In this life, I hobble like an old man, when once I could fly over doubts and contradictions.

In this life, my memories are the smoke I choke on, burning my eyes.

In this life, I remember hungers that will never return. When I was once a lover with the bluest eyes she had ever seen—deeper than Paul Newman’s, darker than Frank Sinatra’s.

This life! This life is coming to an end without any explanation or apology, and where every sense of my soul or ray of light through a cloud promises to be my end.

This life was an abrupt and tragic dream that seized me during the wee hours of a Saturday morning as the sunrise reflected off the mirror above her vanity table, leaving me speechless just as the world faded to white.

And even if they did want to know, who is there left to tell?

Chapter 2

IT IS SOME UNGODLY hour, and Sheldon stands naked in the bathroom of their apartment in Tøyen. Rhea and Lars are out. They left in the middle of the night without a word, and have been gone for hours.

The light is off, and it is dark. He has one hand pressed against the cold tiles of the wall above the toilet, and with his other hand he is taking aim, such as it is. He’s waiting for his prostate to get out of the way so he can take a well-deserved leak and get back to bed where he belongs, so that if by chance his heart stops this very second, he won’t be found—holding his pecker, dead on the floor—by a bunch of twenty-year-old medics who will gawk at his circumcision and bad luck.

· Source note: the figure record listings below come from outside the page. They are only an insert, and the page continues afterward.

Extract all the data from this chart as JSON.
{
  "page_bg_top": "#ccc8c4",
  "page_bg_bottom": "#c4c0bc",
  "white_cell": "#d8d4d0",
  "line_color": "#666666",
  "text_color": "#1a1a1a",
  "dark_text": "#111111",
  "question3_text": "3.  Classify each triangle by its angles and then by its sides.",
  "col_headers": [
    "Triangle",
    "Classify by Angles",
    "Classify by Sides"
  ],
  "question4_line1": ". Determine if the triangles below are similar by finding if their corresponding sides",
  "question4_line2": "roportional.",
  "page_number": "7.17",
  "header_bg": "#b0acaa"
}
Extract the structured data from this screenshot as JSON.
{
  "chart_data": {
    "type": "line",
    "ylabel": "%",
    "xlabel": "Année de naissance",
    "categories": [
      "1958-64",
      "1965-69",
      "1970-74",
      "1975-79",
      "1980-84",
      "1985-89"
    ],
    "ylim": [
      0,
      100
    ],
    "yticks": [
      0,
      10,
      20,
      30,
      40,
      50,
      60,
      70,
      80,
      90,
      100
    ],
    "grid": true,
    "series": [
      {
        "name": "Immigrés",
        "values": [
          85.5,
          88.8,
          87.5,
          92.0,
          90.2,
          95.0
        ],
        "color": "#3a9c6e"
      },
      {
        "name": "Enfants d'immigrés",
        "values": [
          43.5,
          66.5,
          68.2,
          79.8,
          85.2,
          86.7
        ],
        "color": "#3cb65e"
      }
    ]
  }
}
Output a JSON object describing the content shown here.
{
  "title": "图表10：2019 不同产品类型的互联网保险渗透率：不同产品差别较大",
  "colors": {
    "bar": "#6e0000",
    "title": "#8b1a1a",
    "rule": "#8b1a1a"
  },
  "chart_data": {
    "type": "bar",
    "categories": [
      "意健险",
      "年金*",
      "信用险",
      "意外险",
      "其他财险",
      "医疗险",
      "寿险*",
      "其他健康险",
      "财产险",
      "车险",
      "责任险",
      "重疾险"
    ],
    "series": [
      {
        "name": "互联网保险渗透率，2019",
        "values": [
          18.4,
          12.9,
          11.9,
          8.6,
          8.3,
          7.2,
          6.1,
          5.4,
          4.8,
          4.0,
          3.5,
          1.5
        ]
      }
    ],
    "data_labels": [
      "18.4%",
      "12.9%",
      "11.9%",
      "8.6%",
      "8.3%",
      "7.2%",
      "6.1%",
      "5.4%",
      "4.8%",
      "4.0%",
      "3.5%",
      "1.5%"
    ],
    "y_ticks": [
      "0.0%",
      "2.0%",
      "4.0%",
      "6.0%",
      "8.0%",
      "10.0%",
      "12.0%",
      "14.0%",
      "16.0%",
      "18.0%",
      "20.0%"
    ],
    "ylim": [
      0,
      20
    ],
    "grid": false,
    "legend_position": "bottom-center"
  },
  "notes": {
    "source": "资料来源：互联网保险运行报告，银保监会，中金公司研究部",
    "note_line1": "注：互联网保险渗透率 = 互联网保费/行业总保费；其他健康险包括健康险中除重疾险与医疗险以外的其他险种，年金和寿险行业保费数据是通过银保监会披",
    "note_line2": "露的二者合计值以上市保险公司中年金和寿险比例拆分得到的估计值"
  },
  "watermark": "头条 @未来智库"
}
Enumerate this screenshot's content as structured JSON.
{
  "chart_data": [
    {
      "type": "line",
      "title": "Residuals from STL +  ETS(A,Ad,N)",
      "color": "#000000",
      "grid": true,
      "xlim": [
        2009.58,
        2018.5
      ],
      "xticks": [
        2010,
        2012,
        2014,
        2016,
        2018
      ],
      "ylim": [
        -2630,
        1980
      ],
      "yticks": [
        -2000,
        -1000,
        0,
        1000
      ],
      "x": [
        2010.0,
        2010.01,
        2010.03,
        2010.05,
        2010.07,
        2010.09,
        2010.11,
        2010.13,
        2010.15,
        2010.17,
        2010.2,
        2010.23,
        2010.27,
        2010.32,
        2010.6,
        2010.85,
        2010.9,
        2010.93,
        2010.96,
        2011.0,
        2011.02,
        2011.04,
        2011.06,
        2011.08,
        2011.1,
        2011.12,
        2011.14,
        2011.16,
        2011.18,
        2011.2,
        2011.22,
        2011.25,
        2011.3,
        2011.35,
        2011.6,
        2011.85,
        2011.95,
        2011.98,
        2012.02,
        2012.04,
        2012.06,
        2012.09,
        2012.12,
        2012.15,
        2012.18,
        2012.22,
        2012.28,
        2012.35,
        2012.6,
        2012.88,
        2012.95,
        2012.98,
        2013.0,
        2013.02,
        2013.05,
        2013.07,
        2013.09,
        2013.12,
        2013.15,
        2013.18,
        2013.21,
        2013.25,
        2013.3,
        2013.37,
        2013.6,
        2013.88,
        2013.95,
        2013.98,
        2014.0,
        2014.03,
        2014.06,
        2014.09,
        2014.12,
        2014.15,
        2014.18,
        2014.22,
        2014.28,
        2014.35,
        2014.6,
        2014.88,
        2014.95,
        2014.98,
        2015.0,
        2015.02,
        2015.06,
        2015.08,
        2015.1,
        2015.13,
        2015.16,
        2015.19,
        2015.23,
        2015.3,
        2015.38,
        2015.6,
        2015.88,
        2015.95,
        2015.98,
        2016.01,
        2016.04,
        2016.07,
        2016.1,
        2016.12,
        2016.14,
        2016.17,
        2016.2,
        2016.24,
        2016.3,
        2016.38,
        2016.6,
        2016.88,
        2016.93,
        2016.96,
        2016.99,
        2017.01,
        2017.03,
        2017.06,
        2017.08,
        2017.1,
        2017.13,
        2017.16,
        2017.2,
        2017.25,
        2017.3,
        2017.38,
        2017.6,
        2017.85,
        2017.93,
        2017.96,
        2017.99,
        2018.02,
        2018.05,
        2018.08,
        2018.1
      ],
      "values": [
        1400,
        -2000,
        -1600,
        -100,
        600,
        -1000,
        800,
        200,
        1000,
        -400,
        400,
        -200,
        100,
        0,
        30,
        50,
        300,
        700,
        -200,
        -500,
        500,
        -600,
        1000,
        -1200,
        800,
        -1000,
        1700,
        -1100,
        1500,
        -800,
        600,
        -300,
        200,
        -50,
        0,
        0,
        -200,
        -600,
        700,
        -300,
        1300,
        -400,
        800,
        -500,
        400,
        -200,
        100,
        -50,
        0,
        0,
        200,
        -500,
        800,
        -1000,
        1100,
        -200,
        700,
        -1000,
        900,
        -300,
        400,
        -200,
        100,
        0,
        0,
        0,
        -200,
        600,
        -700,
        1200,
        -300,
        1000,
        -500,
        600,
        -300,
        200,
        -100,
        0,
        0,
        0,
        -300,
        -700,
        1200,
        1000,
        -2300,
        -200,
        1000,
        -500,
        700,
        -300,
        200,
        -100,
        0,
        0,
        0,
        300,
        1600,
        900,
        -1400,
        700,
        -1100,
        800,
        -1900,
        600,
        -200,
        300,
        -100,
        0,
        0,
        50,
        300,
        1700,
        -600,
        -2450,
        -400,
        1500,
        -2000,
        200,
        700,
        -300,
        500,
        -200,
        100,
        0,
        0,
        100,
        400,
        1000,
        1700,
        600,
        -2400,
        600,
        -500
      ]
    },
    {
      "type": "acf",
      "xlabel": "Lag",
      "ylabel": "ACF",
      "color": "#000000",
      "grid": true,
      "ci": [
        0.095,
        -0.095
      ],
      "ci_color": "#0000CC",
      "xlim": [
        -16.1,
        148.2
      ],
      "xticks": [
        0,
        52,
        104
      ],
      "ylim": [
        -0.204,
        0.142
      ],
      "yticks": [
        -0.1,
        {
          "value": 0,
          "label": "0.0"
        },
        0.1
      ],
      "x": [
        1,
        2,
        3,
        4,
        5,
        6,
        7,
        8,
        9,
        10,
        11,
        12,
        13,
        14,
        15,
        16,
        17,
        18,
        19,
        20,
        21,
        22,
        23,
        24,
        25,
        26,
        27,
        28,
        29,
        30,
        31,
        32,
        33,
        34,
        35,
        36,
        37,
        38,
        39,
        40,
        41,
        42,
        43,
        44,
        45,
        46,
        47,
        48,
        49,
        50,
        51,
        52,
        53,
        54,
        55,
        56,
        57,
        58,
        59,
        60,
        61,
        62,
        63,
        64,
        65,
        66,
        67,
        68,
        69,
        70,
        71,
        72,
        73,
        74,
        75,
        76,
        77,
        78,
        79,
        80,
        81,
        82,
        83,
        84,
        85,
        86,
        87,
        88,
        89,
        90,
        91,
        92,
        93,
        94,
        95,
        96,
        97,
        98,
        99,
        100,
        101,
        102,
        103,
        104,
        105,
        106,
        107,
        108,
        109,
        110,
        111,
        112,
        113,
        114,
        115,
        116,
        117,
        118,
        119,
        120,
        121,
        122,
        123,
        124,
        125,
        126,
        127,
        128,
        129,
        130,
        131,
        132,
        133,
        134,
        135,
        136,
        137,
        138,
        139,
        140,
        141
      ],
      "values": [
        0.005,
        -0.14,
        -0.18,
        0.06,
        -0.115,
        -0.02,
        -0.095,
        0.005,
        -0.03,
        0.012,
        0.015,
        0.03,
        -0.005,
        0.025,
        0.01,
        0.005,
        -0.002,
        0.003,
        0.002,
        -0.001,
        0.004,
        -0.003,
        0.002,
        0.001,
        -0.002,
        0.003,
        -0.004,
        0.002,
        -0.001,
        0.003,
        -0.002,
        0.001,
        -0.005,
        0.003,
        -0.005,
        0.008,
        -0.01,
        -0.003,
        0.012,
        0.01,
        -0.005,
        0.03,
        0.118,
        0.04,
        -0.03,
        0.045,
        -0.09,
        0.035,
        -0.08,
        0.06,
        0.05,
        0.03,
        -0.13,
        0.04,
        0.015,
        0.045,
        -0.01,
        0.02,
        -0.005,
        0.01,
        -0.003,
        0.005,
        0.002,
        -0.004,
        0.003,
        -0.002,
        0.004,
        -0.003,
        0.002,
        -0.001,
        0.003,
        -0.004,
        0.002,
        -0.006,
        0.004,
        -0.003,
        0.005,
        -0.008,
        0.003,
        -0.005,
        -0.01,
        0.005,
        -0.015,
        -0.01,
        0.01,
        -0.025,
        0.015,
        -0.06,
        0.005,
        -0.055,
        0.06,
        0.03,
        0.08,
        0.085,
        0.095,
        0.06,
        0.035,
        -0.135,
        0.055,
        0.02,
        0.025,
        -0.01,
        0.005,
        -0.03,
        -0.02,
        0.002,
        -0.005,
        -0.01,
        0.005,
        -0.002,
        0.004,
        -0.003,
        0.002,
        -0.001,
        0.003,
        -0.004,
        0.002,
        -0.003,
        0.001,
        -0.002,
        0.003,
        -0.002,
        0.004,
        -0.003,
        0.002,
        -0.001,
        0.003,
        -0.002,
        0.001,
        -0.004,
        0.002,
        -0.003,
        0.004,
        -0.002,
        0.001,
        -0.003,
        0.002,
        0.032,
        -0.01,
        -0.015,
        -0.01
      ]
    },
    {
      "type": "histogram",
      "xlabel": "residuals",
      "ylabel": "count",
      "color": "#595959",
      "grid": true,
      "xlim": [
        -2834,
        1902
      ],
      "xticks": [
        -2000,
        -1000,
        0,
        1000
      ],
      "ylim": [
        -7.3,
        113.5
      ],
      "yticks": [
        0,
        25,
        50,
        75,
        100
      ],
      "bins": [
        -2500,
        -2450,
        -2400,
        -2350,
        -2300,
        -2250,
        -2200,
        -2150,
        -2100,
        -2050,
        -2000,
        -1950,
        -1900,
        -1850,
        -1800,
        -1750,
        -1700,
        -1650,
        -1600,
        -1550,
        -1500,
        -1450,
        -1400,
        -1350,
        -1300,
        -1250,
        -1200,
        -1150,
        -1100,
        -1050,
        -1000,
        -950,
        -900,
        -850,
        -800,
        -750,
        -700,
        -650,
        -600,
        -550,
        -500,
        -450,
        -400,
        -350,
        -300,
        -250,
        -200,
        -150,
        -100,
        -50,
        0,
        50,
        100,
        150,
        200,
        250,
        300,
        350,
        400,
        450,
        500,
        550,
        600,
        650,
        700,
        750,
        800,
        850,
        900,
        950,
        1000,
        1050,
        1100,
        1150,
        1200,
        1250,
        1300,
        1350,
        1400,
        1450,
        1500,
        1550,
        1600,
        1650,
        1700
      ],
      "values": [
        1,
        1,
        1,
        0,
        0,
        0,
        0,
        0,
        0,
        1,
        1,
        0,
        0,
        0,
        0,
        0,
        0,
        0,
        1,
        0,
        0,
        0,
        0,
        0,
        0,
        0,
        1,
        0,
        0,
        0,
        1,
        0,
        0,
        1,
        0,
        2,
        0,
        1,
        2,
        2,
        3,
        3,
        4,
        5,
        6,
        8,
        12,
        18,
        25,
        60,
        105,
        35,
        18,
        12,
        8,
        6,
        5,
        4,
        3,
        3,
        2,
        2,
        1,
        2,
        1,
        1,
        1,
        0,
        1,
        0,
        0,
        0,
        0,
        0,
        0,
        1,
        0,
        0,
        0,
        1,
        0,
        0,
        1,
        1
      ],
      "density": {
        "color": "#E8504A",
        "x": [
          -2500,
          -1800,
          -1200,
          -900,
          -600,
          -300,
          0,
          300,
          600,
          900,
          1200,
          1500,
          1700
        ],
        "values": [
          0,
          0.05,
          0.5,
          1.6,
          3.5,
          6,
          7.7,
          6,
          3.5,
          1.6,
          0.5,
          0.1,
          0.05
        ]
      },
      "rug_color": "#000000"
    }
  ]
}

It is not only his age that is slowing things down. A man and a woman are fighting upstairs in some Balkan language, with all its acid and spleen. It might be Albanian. Or not. He doesn’t know. It sounds vile, anti-Semitic, communist, peasant, rude, fascistic, and corrupt all at the same time. Every phoneme and slur and intonation sounds bitter. The fight is loud, and its constituent qualities cause his innards to constrict in some kind of primordial self-defense.

Sheldon slaps the wall a few times, but his strike is flaccid.

He recalls graffiti in the men’s latrine during basic training: Old snipers never die, they just stay loaded.